FlashForward isn't perfect. But I am so tired of hearing it labeled as a Lost knock-off, as too slow-moving or whatever else people find bad about it. FlashForward raises some of the most interesting questions and observations about human nature in regards to this loss of control, in regards to suffering, both of which I believe to be so important and central to human life, than I have seen in a while.

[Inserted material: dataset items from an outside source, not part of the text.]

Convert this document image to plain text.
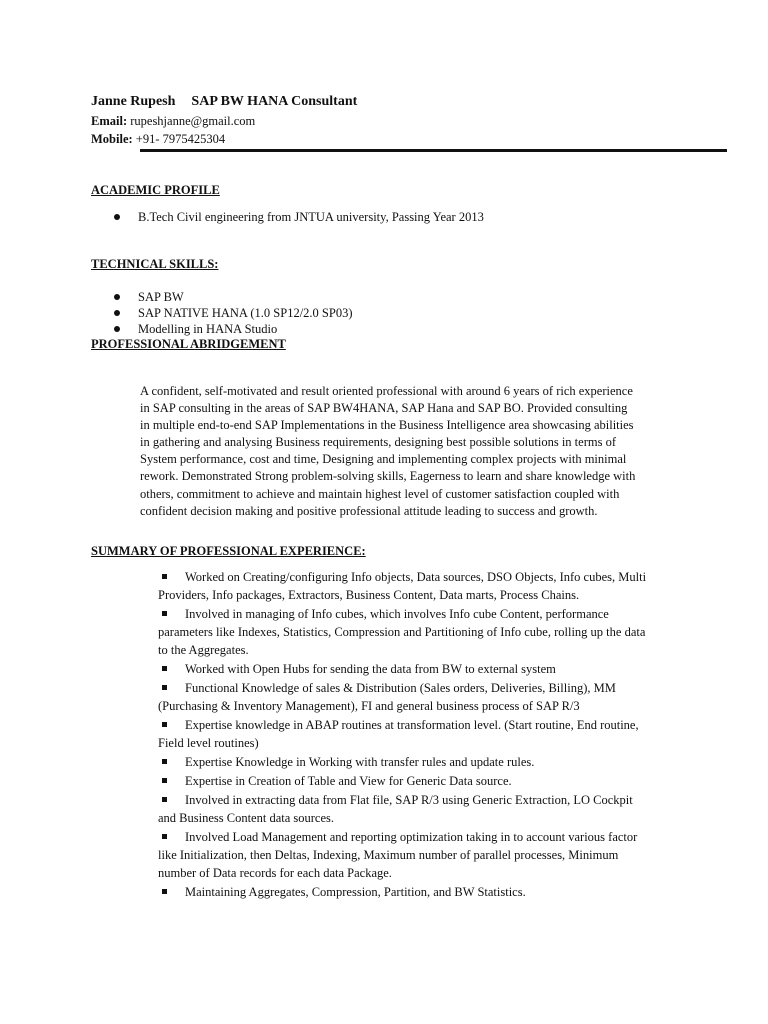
Janne Rupesh SAP BW HANA Consultant
Email: rupeshjanne@gmail.com
Mobile: +91- 7975425304
ACADEMIC PROFILE
B.Tech Civil engineering from JNTUA university, Passing Year 2013
TECHNICAL SKILLS:
SAP BW
SAP NATIVE HANA (1.0 SP12/2.0 SP03)
Modelling in HANA Studio
PROFESSIONAL ABRIDGEMENT
A confident, self-motivated and result oriented professional with around 6 years of rich experience
in SAP consulting in the areas of SAP BW4HANA, SAP Hana and SAP BO. Provided consulting
in multiple end-to-end SAP Implementations in the Business Intelligence area showcasing abilities
in gathering and analysing Business requirements, designing best possible solutions in terms of
System performance, cost and time, Designing and implementing complex projects with minimal
rework. Demonstrated Strong problem-solving skills, Eagerness to learn and share knowledge with
others, commitment to achieve and maintain highest level of customer satisfaction coupled with
confident decision making and positive professional attitude leading to success and growth.
SUMMARY OF PROFESSIONAL EXPERIENCE:
Worked on Creating/configuring Info objects, Data sources, DSO Objects, Info cubes, Multi
Providers, Info packages, Extractors, Business Content, Data marts, Process Chains.
Involved in managing of Info cubes, which involves Info cube Content, performance
parameters like Indexes, Statistics, Compression and Partitioning of Info cube, rolling up the data
to the Aggregates.
Worked with Open Hubs for sending the data from BW to external system
Functional Knowledge of sales & Distribution (Sales orders, Deliveries, Billing), MM
(Purchasing & Inventory Management), FI and general business process of SAP R/3
Expertise knowledge in ABAP routines at transformation level. (Start routine, End routine,
Field level routines)
Expertise Knowledge in Working with transfer rules and update rules.
Expertise in Creation of Table and View for Generic Data source.
Involved in extracting data from Flat file, SAP R/3 using Generic Extraction, LO Cockpit
and Business Content data sources.
Involved Load Management and reporting optimization taking in to account various factor
like Initialization, then Deltas, Indexing, Maximum number of parallel processes, Minimum
number of Data records for each data Package.
Maintaining Aggregates, Compression, Partition, and BW Statistics.
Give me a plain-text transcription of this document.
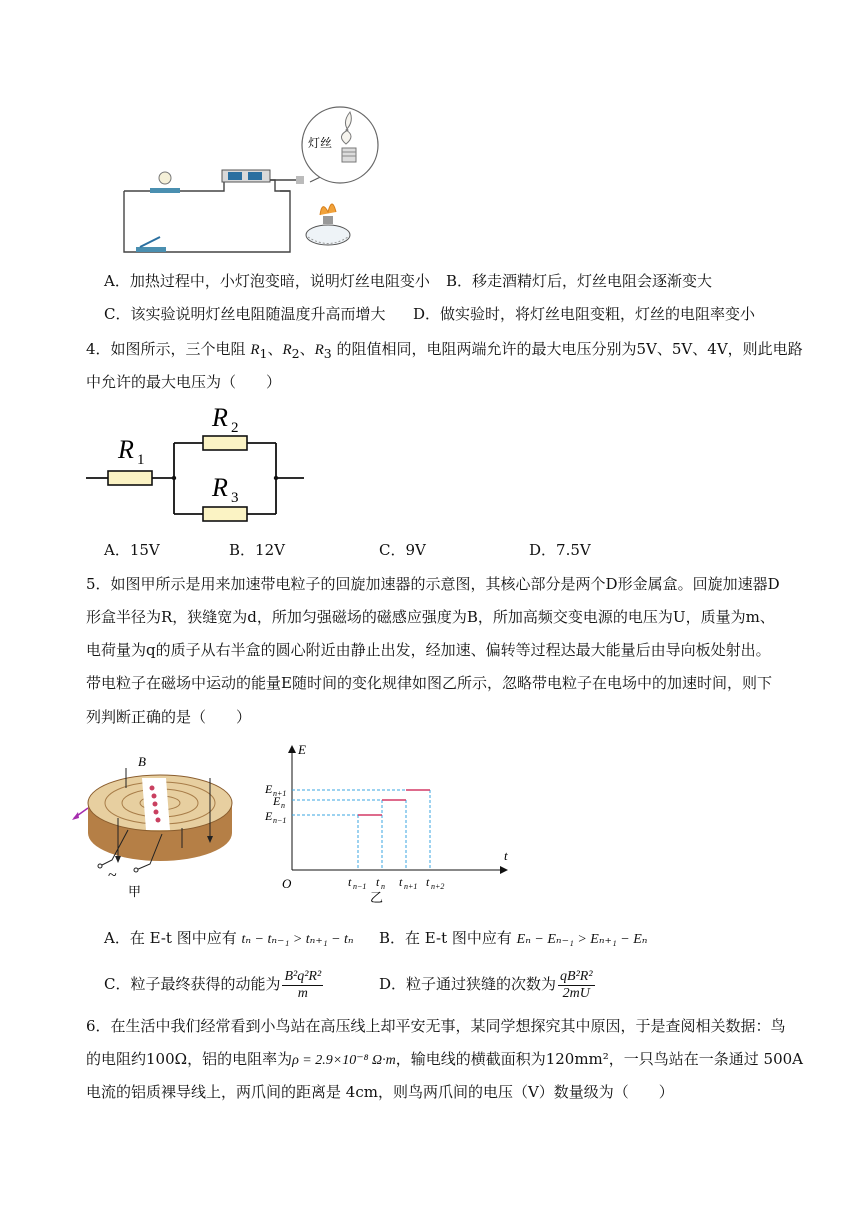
灯丝
A．加热过程中，小灯泡变暗，说明灯丝电阻变小 B．移走酒精灯后，灯丝电阻会逐渐变大
C．该实验说明灯丝电阻随温度升高而增大 D．做实验时，将灯丝电阻变粗，灯丝的电阻率变小
4．如图所示，三个电阻 $R_1$、$R_2$、$R_3$ 的阻值相同，电阻两端允许的最大电压分别为5V、5V、4V，则此电路
中允许的最大电压为（　　）
R 1
R 2
R 3
A．15V	B．12V	C．9V	D．7.5V
5．如图甲所示是用来加速带电粒子的回旋加速器的示意图，其核心部分是两个D形金属盒。回旋加速器D
形盒半径为R，狭缝宽为d，所加匀强磁场的磁感应强度为B，所加高频交变电源的电压为U，质量为m、
电荷量为q的质子从右半盒的圆心附近由静止出发，经加速、偏转等过程达最大能量后由导向板处射出。
带电粒子在磁场中运动的能量E随时间的变化规律如图乙所示，忽略带电粒子在电场中的加速时间，则下
列判断正确的是（　　）
B
~
甲
E
t
O
E n+1
E n
E n−1
t n−1 t n t n+1 t n+2
乙
A．在 E-t 图中应有 tₙ − tₙ₋₁ > tₙ₊₁ − tₙ B．在 E-t 图中应有 Eₙ − Eₙ₋₁ > Eₙ₊₁ − Eₙ
C．粒子最终获得的动能为 $\frac{\text{B²q²R²}}{m}$	D．粒子通过狭缝的次数为 $\frac{\text{qB²R²}}{2mU}$
6．在生活中我们经常看到小鸟站在高压线上却平安无事，某同学想探究其中原因，于是查阅相关数据：鸟
的电阻约100Ω，铝的电阻率为ρ = 2.9×10⁻⁸ Ω·m，输电线的横截面积为120mm²，一只鸟站在一条通过 500A
电流的铝质裸导线上，两爪间的距离是 4cm，则鸟两爪间的电压（V）数量级为（　　）
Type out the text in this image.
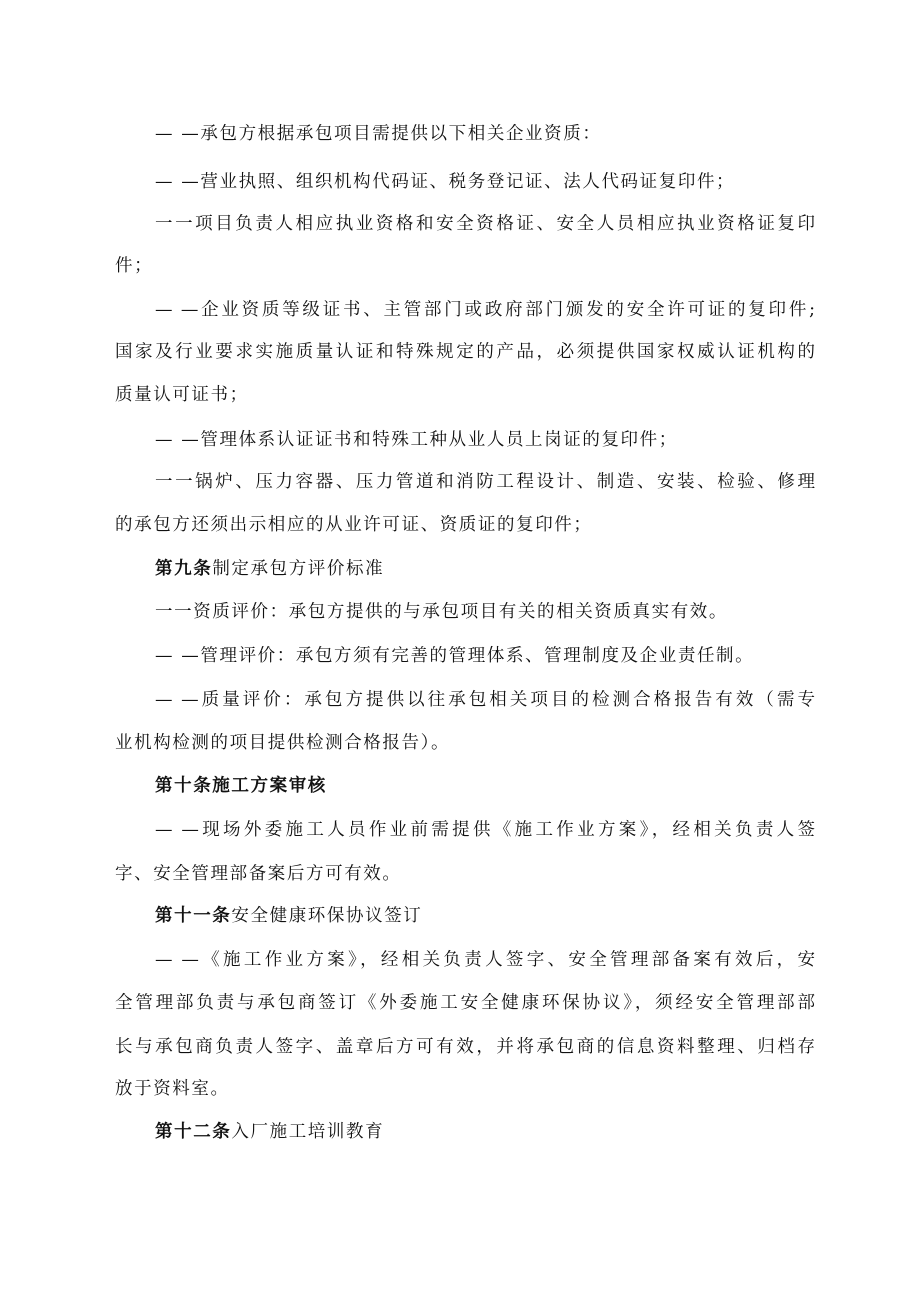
— —承包方根据承包项目需提供以下相关企业资质：
— —营业执照、组织机构代码证、税务登记证、法人代码证复印件；
一一项目负责人相应执业资格和安全资格证、安全人员相应执业资格证复印
件；
— —企业资质等级证书、主管部门或政府部门颁发的安全许可证的复印件;
国家及行业要求实施质量认证和特殊规定的产品，必须提供国家权威认证机构的
质量认可证书；
— —管理体系认证证书和特殊工种从业人员上岗证的复印件；
一一锅炉、压力容器、压力管道和消防工程设计、制造、安装、检验、修理
的承包方还须出示相应的从业许可证、资质证的复印件；
第九条制定承包方评价标准
一一资质评价：承包方提供的与承包项目有关的相关资质真实有效。
— —管理评价：承包方须有完善的管理体系、管理制度及企业责任制。
— —质量评价：承包方提供以往承包相关项目的检测合格报告有效（需专
业机构检测的项目提供检测合格报告）。
第十条施工方案审核
— —现场外委施工人员作业前需提供《施工作业方案》，经相关负责人签
字、安全管理部备案后方可有效。
第十一条安全健康环保协议签订
— —《施工作业方案》，经相关负责人签字、安全管理部备案有效后，安
全管理部负责与承包商签订《外委施工安全健康环保协议》，须经安全管理部部
长与承包商负责人签字、盖章后方可有效，并将承包商的信息资料整理、归档存
放于资料室。
第十二条入厂施工培训教育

I will close this lengthy argument with the closing paragraph of the paper I wrote for my class. It was written before the latest two episodes of FlashForward were aired and therefore before Al's suicide. It may be repetitive of what I've already said, it may not be as articulate or clear or as in favor of the show as I am trying to be here. But it is an example of how truly fascinating this is:



"As an extension of this particular concept of human defiance versus submission to the fate’s commandment of suffering, there has been something tugging at my brain for some time now. This subject consistently reminds me of a new television series by the name of FlashForward. In the series, each of the characters is privy to a two minute and seventeen second “flashforward” (a vision with the clarity of a memory but of something that hasn’t yet happened) to a point approximately six months in the future. What people see brings them to do many things they may not have done had they not seen their future, especially those who see negative things in their flashforward (reverting to alcoholism after seven years of sobriety, having been murdered prior to that date, being in an extramarital affair with an unknown man, etc.) But what really surprises me is how some of the characters follow the strings, allow themselves to be drawn into the web of destiny or fate or whatever leads them to that place in the future, to that place where they would rather not go. Of course, the solution is not to simply kill oneself, although that would surely defy what is seen in the future. But when the woman avoids the man she will supposedly have an affair with, when the girl who sees herself as being “deservedly” murdered resolves to do absolutely no wrong in her life that would allow her such a fate, it reminds me of the strength of humanity to fight against what is to come. Here’s to hoping that some of them are actually capable of defying fate. Otherwise, the argument for humanity’s ability to use our small portion of agency to fight back will have been smacked down as completely false. If we can’t even stop the things we have been forewarned of, what hope is there when we don’t get that opportunity to see where the road goes?"



...the only thing I'm worried about? I'm only worried that FlashForward won't realize how smart it is (Heroes style... but I think FlashForward is already a lot stronger than Heroes was in the beginning) and ruin the beautiful study is has presented to us. Maybe I can even hope some of the dudes involved read this and realize what I'm getting out of it! ...but I doubt that. So the end.